Constant position wrench closure workspace (CPWCW): Similar to COWCW, CPWCW is the projection of TOWCW when the projected space was only related to the orientation of moving platform, i.e., position of moving platform is constant.
As shown in
Figure 7, WCW of the first configuration CDPM shown in
Figure 1 is generated by point-wisely employing proposed WWC in the grid map, which has a dimension of 1 m × 1 m × 2π and resolution of 0.02 m × 0.02 m × 0.02 rad. Total orientation WCW of planar CDPM is a subset of 3-dimensional space (
xP-yP-γP); it is illustrated in
Figure 7a. Moreover, 2-dimensional sections of total orientation WCW of planar CDPM obtained at
γP = 0°, 0.052 rad and −0.052 rad are also plotted in
Figure 7b–d. The orange, yellow and purple closed curves in
Figure 7a represent the boundaries of slices that present in
Figure 7b–d, respectively. However, this configuration is simple, since it has 3-dof and only one redundant actuator. Hence, it cannot verify the feature “applicable for a completely or redundantly restrained CDPM” of proposed WWC. The second configuration CDPM shown in
Figure 1 is a 2-redundantly actuated spatial CDPM, and it can be used to reinforce the flexibility of proposed WWC.
As shown in
Figure 8, WCW of the second configuration CDPM shown in
Figure 1 is generated by applying proposed WWC. Constant orientation WCW with
αP = 0,
βP = 0 and
γP = 0.052 rad, and constant position WCW with
xP = 0,
yP = 0 and
zP = 0 are shown in
Figure 8a,b, respectively. As shown in
Figure 7c and
Figure 8a, the cross-section perpendicular to the
z-axis of COWCW of the spatial CDPM is trickly equivalent to the COWCW of the planar CDPM due to their similar dimensions. This comment is also verified by Pham et al. in [
16]. In
Figure 8b, the CPWCW is not continuous and in practice, this type of CDPM just can work on a small set of orientational spaces.

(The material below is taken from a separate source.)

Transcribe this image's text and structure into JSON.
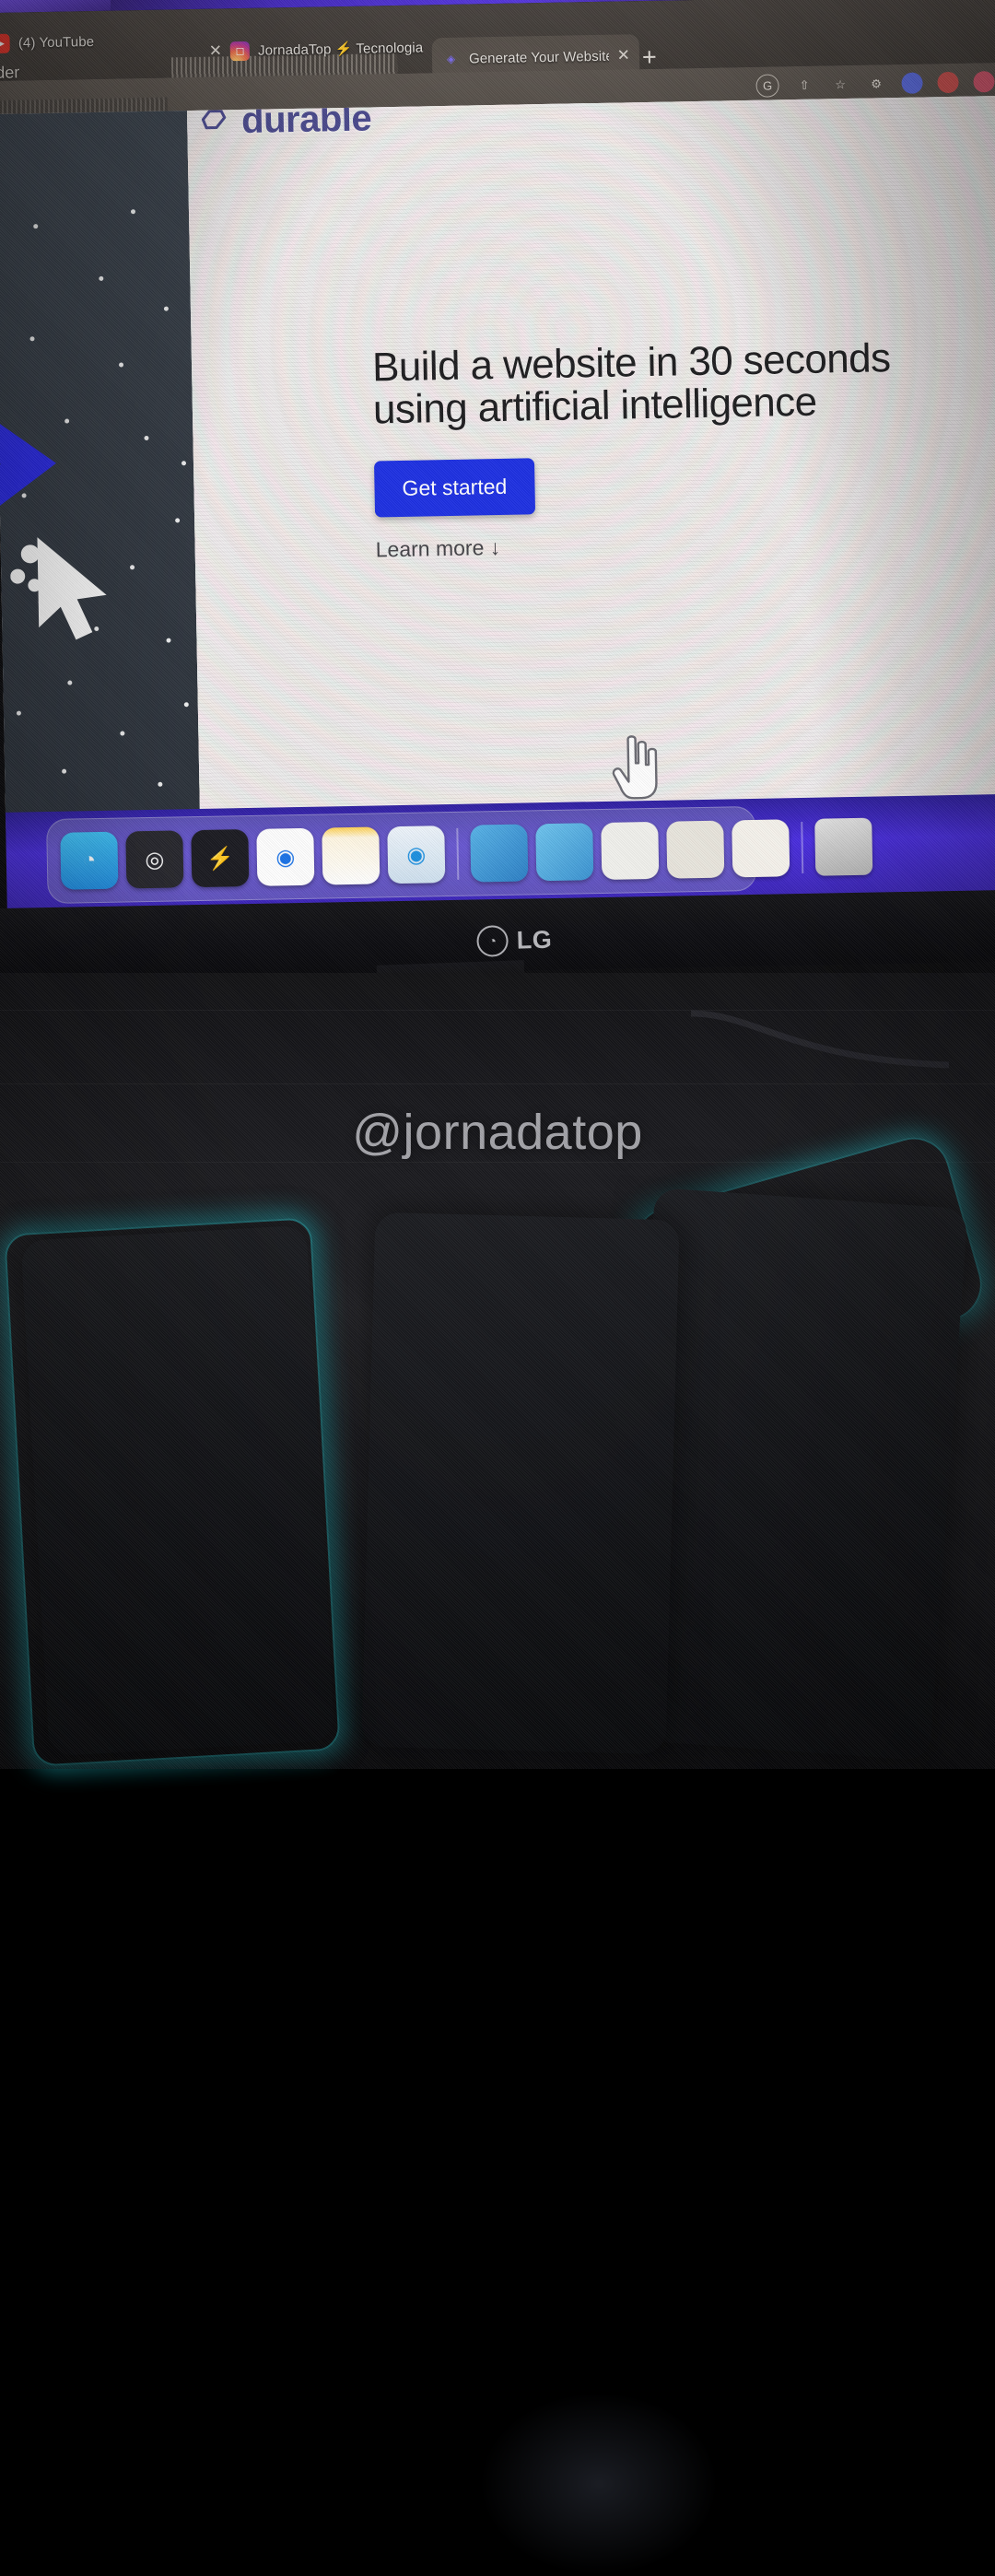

In simulations, the time-consumption of proposed WCC used to determine whether a pose presents in WCW is also considered. Time-consumption is not the same in each performance due to two factors: size of wrench matrix and the interruption of algorithm. The first factor depends on configuration of CDPM, it is related to the number of used cables and DoF of moving platform. In the worst case, when a pose belongs to WCW and the algorithm for checking the feasibility of system of inequations must evaluate all I-minor of given wrench matrix. The second factor is the interruption of the algorithm. Our algorithm will orderly evaluate I-minor of the given wrench matrix until one of them is I-definite. In the best case, the wrench matrix is not full-rank, the pose absolutely does not belong to WCW and the algorithm does not take place.